Choice of PE or SD reads made no practical difference in phylogenetic clustering of samples: UPGMA tree of unweighted UniFrac distances between samples determined using the PE sequence data (a) as well as SD reads (b). Bootstrap values represent 100 rarefactions of 50 000 sequences per sample.

Figure 2
figure 2

Choice of PE or SD reads affected the higher-order branching of abundance-weighted UniFrac clustering of samples: UPGMA tree of weighted UniFrac distances between samples determined using the PE sequence data (a) as well as SD reads (b). Bootstrap values represent 100 rarefactions of 50 000 sequences per sample.

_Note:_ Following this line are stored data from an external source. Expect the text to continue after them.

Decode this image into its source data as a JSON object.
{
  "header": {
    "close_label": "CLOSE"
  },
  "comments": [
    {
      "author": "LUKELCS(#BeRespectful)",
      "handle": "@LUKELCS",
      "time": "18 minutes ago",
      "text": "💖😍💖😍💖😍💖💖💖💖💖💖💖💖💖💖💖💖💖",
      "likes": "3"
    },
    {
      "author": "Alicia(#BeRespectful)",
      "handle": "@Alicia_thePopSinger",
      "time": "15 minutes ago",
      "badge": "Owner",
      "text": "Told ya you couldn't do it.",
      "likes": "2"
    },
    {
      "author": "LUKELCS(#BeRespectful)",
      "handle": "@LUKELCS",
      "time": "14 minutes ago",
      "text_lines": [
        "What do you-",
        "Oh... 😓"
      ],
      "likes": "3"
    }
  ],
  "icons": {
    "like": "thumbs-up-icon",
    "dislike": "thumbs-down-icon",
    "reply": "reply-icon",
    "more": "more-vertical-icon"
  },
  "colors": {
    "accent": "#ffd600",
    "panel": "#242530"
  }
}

Note the more consistent clustering of marine and tongue samples using PE reads.

On the basis of these results, we expect that future 16S rRNA gene surveys using SD reads in the V4 region will yield similar OTU profiles and unweighted UniFrac results, compared with the significantly more expensive PE approach. However, some research questions may require the weighted UniFrac metric, and the non-overlapping PE approach presented here yielded moderate improvements in sample-weighted UniFrac clustering. Also important to note, and not considered here, are the advantages of overlapping PE reads, including error correction, though this is currently not possible in the V4 region.